Jamie Hsu, Chair, Michigan Asian Pacific American Affairs Commission
MDCR - Statement from MAPAAC Chair Jamie Hsu on the Vincent Chin Murder Case

The Case Against Vincent Chin | Frank H. Wu

Frank Wu's excellent response against Neal Rubin's aggravating revisionist history in Detroit News. Get all your facts straight here:

The Case Against Vincent Chin | Frank H. Wu

Asian American Journalists Association – AAJA seeks retraction from The Detroit News for Neal Rubin’s column revisiting the Vincent Chin murder case

Yes! The Asian American Journalists Association holding the Detroit News to journalistic standards.

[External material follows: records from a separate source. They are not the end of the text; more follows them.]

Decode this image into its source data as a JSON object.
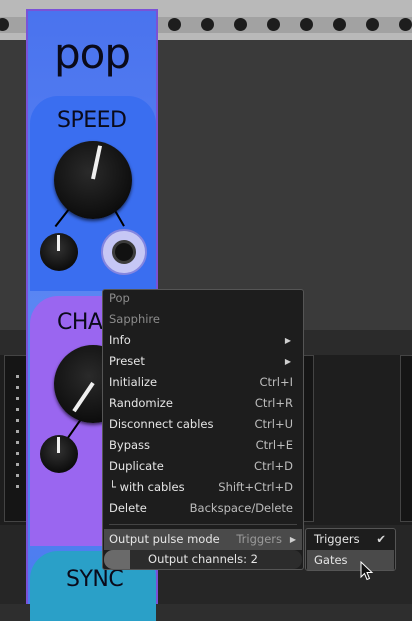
{
  "module": {
    "title": "pop",
    "sections": {
      "speed": "SPEED",
      "chaos": "CHA",
      "sync": "SYNC"
    }
  },
  "context_menu": {
    "header_items": [
      {
        "label": "Pop"
      },
      {
        "label": "Sapphire"
      }
    ],
    "items": [
      {
        "label": "Info",
        "shortcut": "",
        "submenu": true
      },
      {
        "label": "Preset",
        "shortcut": "",
        "submenu": true
      },
      {
        "label": "Initialize",
        "shortcut": "Ctrl+I",
        "submenu": false
      },
      {
        "label": "Randomize",
        "shortcut": "Ctrl+R",
        "submenu": false
      },
      {
        "label": "Disconnect cables",
        "shortcut": "Ctrl+U",
        "submenu": false
      },
      {
        "label": "Bypass",
        "shortcut": "Ctrl+E",
        "submenu": false
      },
      {
        "label": "Duplicate",
        "shortcut": "Ctrl+D",
        "submenu": false
      },
      {
        "label": "└ with cables",
        "shortcut": "Shift+Ctrl+D",
        "submenu": false
      },
      {
        "label": "Delete",
        "shortcut": "Backspace/Delete",
        "submenu": false
      }
    ],
    "output_pulse_mode": {
      "label": "Output pulse mode",
      "value": "Triggers"
    },
    "output_channels": {
      "label": "Output channels: 2",
      "value": 2
    }
  },
  "submenu": {
    "items": [
      {
        "label": "Triggers",
        "checked": "✔"
      },
      {
        "label": "Gates",
        "checked": ""
      }
    ]
  },
  "colors": {
    "module_blue": "#4a73ee",
    "speed_panel": "#3a6ef0",
    "chaos_panel": "#9a66f0",
    "sync_panel": "#2aa0c8",
    "menu_bg": "#1d1d1d",
    "menu_highlight": "#4a4a4a"
  }
}
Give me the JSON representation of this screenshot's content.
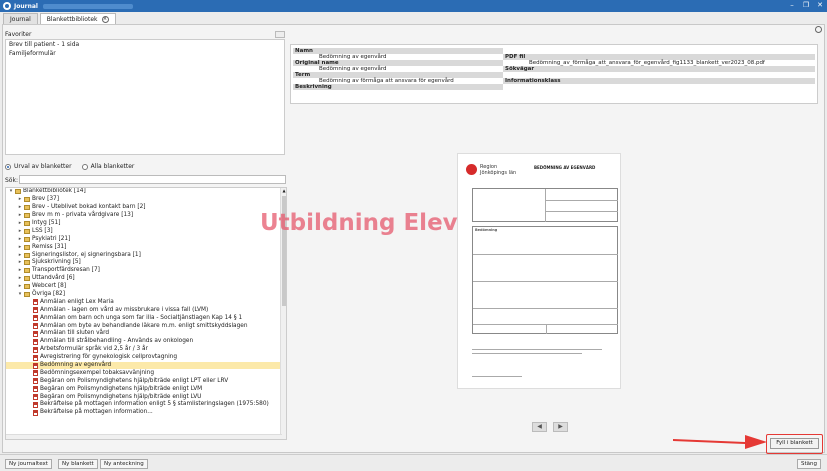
{
  "window": {
    "title": "Journal",
    "controls": [
      "–",
      "❐",
      "✕"
    ]
  },
  "tabs": [
    {
      "label": "Journal",
      "active": false
    },
    {
      "label": "Blankettbibliotek",
      "active": true
    }
  ],
  "favorites": {
    "label": "Favoriter",
    "items": [
      "Brev till patient - 1 sida",
      "Familjeformulär"
    ]
  },
  "filter": {
    "option_selected": "Urval av blanketter",
    "option_other": "Alla blanketter"
  },
  "search": {
    "label": "Sök:",
    "value": ""
  },
  "tree": [
    {
      "level": 0,
      "type": "folder",
      "arrow": "▾",
      "label": "Blankettbibliotek [14]"
    },
    {
      "level": 1,
      "type": "folder",
      "arrow": "▸",
      "label": "Brev [37]"
    },
    {
      "level": 1,
      "type": "folder",
      "arrow": "▸",
      "label": "Brev - Uteblivet bokad kontakt barn [2]"
    },
    {
      "level": 1,
      "type": "folder",
      "arrow": "▸",
      "label": "Brev m m - privata vårdgivare [13]"
    },
    {
      "level": 1,
      "type": "folder",
      "arrow": "▸",
      "label": "Intyg [51]"
    },
    {
      "level": 1,
      "type": "folder",
      "arrow": "▸",
      "label": "LSS [3]"
    },
    {
      "level": 1,
      "type": "folder",
      "arrow": "▸",
      "label": "Psykiatri [21]"
    },
    {
      "level": 1,
      "type": "folder",
      "arrow": "▸",
      "label": "Remiss [31]"
    },
    {
      "level": 1,
      "type": "folder",
      "arrow": "▸",
      "label": "Signeringslistor, ej signeringsbara [1]"
    },
    {
      "level": 1,
      "type": "folder",
      "arrow": "▸",
      "label": "Sjukskrivning [5]"
    },
    {
      "level": 1,
      "type": "folder",
      "arrow": "▸",
      "label": "Transportfärdsresan [7]"
    },
    {
      "level": 1,
      "type": "folder",
      "arrow": "▸",
      "label": "Uttandvård [6]"
    },
    {
      "level": 1,
      "type": "folder",
      "arrow": "▸",
      "label": "Webcert [8]"
    },
    {
      "level": 1,
      "type": "folder",
      "arrow": "▾",
      "label": "Övriga [82]"
    },
    {
      "level": 2,
      "type": "pdf",
      "label": "Anmälan enligt Lex Maria"
    },
    {
      "level": 2,
      "type": "pdf",
      "label": "Anmälan - lagen om vård av missbrukare i vissa fall (LVM)"
    },
    {
      "level": 2,
      "type": "pdf",
      "label": "Anmälan om barn och unga som far illa - Socialtjänstlagen Kap 14 § 1"
    },
    {
      "level": 2,
      "type": "pdf",
      "label": "Anmälan om byte av behandlande läkare m.m. enligt smittskyddslagen"
    },
    {
      "level": 2,
      "type": "pdf",
      "label": "Anmälan till sluten vård"
    },
    {
      "level": 2,
      "type": "pdf",
      "label": "Anmälan till strålbehandling - Används av onkologen"
    },
    {
      "level": 2,
      "type": "pdf",
      "label": "Arbetsformulär språk vid 2,5 år / 3 år"
    },
    {
      "level": 2,
      "type": "pdf",
      "label": "Avregistrering för gynekologisk cellprovtagning"
    },
    {
      "level": 2,
      "type": "pdf",
      "label": "Bedömning av egenvård",
      "selected": true
    },
    {
      "level": 2,
      "type": "pdf",
      "label": "Bedömningsexempel tobaksavvänjning"
    },
    {
      "level": 2,
      "type": "pdf",
      "label": "Begäran om Polismyndighetens hjälp/biträde enligt LPT eller LRV"
    },
    {
      "level": 2,
      "type": "pdf",
      "label": "Begäran om Polismyndighetens hjälp/biträde enligt LVM"
    },
    {
      "level": 2,
      "type": "pdf",
      "label": "Begäran om Polismyndighetens hjälp/biträde enligt LVU"
    },
    {
      "level": 2,
      "type": "pdf",
      "label": "Bekräftelse på mottagen information enligt 5 § stamlisteringslagen (1975:580)"
    },
    {
      "level": 2,
      "type": "pdf",
      "label": "Bekräftelse på mottagen information..."
    }
  ],
  "info": {
    "name_header": "Namn",
    "name_value": "Bedömning av egenvård",
    "original_header": "Original name",
    "original_value": "Bedömning av egenvård",
    "term_header": "Term",
    "term_value": "Bedömning av förmåga att ansvara för egenvård",
    "desc_header": "Beskrivning",
    "pdf_header": "PDF fil",
    "pdf_value": "Bedömning_av_förmåga_att_ansvara_för_egenvård_fig1133_blankett_ver2023_08.pdf",
    "keywords_header": "Sökvägar",
    "infoclass_header": "Informationsklass"
  },
  "preview": {
    "org_line1": "Region",
    "org_line2": "Jönköpings län",
    "form_title": "BEDÖMNING AV EGENVÅRD",
    "section": "Bedömning"
  },
  "watermark": "Utbildning Elev",
  "nav": {
    "prev": "◀",
    "next": "▶"
  },
  "actions": {
    "fill": "Fyll i blankett"
  },
  "bottom": {
    "new_journal": "Ny journaltext",
    "new_form": "Ny blankett",
    "new_note": "Ny anteckning",
    "close": "Stäng"
  },
  "colors": {
    "titlebar": "#2b6cb4",
    "selection": "#fce9a9",
    "watermark": "#e65a6e",
    "highlight": "#e53935"
  }
}
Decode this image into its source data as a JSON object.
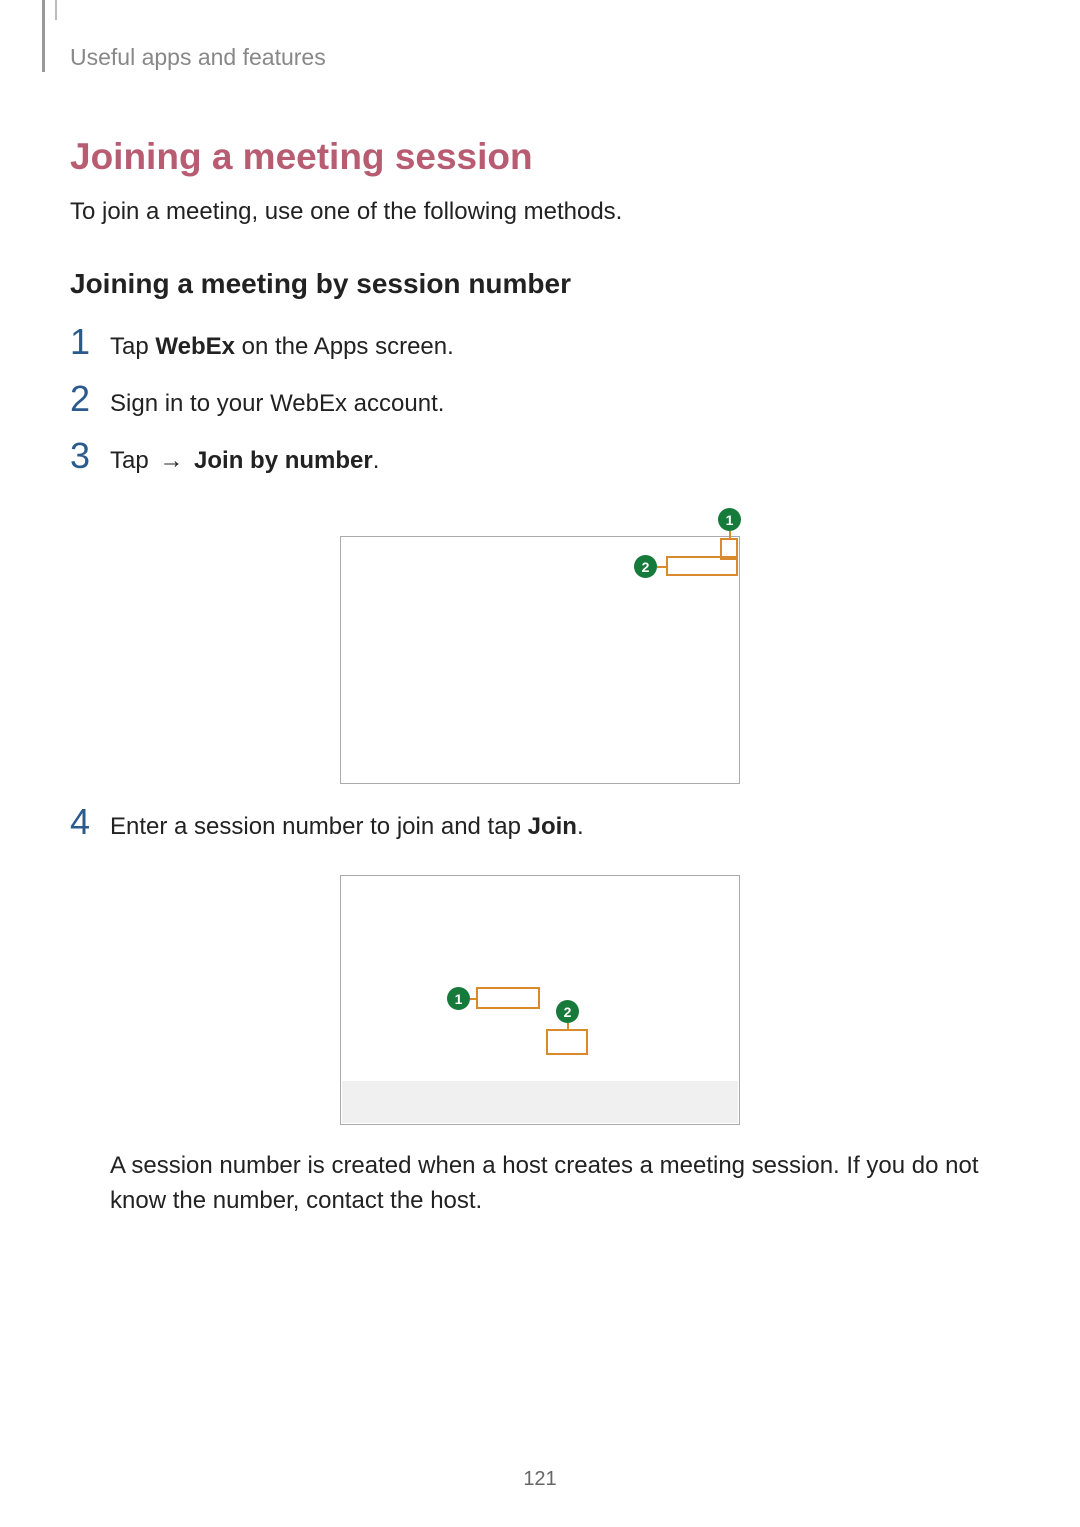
{
  "header": {
    "breadcrumb": "Useful apps and features"
  },
  "section": {
    "title": "Joining a meeting session",
    "intro": "To join a meeting, use one of the following methods.",
    "subtitle": "Joining a meeting by session number"
  },
  "steps": {
    "s1": {
      "num": "1",
      "pre": "Tap ",
      "bold": "WebEx",
      "post": " on the Apps screen."
    },
    "s2": {
      "num": "2",
      "text": "Sign in to your WebEx account."
    },
    "s3": {
      "num": "3",
      "pre": "Tap ",
      "arrow": "→",
      "bold": "Join by number",
      "post": "."
    },
    "s4": {
      "num": "4",
      "pre": "Enter a session number to join and tap ",
      "bold": "Join",
      "post": "."
    }
  },
  "callouts": {
    "c1": "1",
    "c2": "2"
  },
  "note": "A session number is created when a host creates a meeting session. If you do not know the number, contact the host.",
  "page_number": "121"
}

Asian American Journalists Association – AAJA seeks retraction from The Detroit News for Neal Rubin’s column revisiting the Vincent Chin murder case

Reporter blames Vincent Chin for his own murder? | @nealrubin_dn | Reappropriate

Jenn Fang's great response to Neal Rubin's ridiculous article in Detroit News:

Reporter blames Vincent Chin for his own murder? | @nealrubin_dn | Reappropriate

Tuesday, April 29, 2014

Response to: What we all assume we know about the Vincent Chin case probably isn't so | The Detroit News

I hesitate to give his article any more clicks, but here is my initial respose:

Hey Neal Rubin, According to the juror interviewed in the Academy Award winning documentary, "Who Killed Vincent Chin?" the jurors in Detroit federal trial found Ms. Racine Colwell to be THE most credible witness in the whole trial. You also forgot about the part where Ebens and Nitz paid Jimmy Perry $20 to help them hunt down "the Chinaman," before finally finding him at the McDonald's. Yes, Ronald Ebens was employed at Chrysler at the time (and Nitz had recently been laid off)--that was one of the reasons cited by Judge Kaufmann for the lenient sentence, that having a job gives one license to kill--but that does not mean that this case still was not all about race. Rather than relying on random third-hand information for a convoluted argument, you should do some research before launching your revisionist history and irresponsible journalism. The Michigan State Bar has deemed this case a Michigan Legal Milestone. You should talk to them.
--Frances Kai-Hwa Wang

Here is Neal Rubin's terrible article in The Detroit News (Note: the content has been changed several times since first publication April 29, 2014, 1:03 am ish without any editor's notes regarding the updates):
What we all assume we know about the Vincent Chin case probably isn't so | The Detroit News

And here is the almost as terrible article by Charlie LeDuff in the New York Times that started it all with a careless offhand comment re the Vincent Chin case:
A Beating in Detroit - NYTimes.com

Note: This article has been updated to include links to the two original articles that started all this.